Tags: mccain | gay | marriage

McCain Promises to Talk About Gay Marriage

Friday, 27 Jun 2008 10:51 AM

By Phil Brennan

Wooing conservative evangelical voters at a private meeting, Republican presidential candidate John McCain promised to speak out against gay marriage and seriously consider picking an anti-abortion running mate.

According to the Los Angeles Times, Senator McCain had a private confab in Ohio with several influential social conservatives who have criticized him for failing to toe the conservative line embraced by evangelical Christians. The newspaper reported that McCain scored some points with his audience.

Some of those attending the meeting confided to the Times that McCain would take seriously their requests that he choose an anti-abortion running mate and promised that he would talk more openly about his opposition to gay marriage, a pledge the Times wrote he carried out later when he endorsed a ballot measure in California to ban gay marriage.

"It was obvious there were a lot of changed hearts in the room," said Phil Burress, who led Ohio's anti-gay-marriage ballot measure in 2004. "We realized that he's with us on the majority of the issues we care about."

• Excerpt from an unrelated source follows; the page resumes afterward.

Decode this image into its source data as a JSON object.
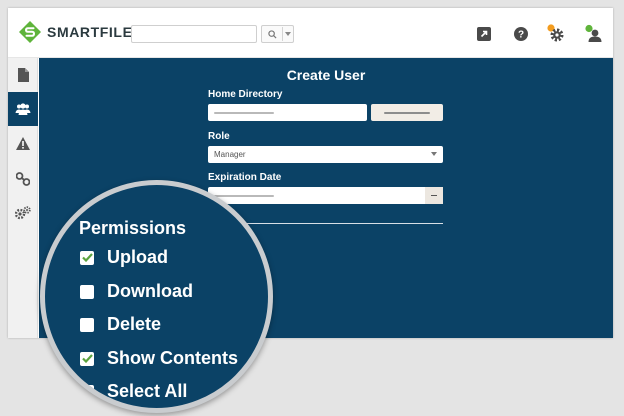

Meeting privately with evangelicals and promising to heed their concerns won't cut it with the evangelicals attendees, participants told the Times, adding that McCain needs to embrace their positions publicly, not just privately.

"We told him that if he didn't come out and share his pro-family stances on these issues, then he can kiss Ohio goodbye," Burress said. "We can't deliver his message for him."

The Arizona senator is showing his determination to win evangelical support by scheduling meetings with top Christian leaders. He is due to fly to Asheville, N.C., Sunday to meet privately with the Rev. Franklin Graham, son of Billy Graham, who met with Obama earlier. McCain told the Ohio group that he hopes to meet with Focus on the Family's Dr. James C. Dobson, who has said he would not vote for McCain.

"The senator spoke fondly of him, but believes there's probably room for some bridge-building," said Mike Gonidakis, head of Ohio Right to Life.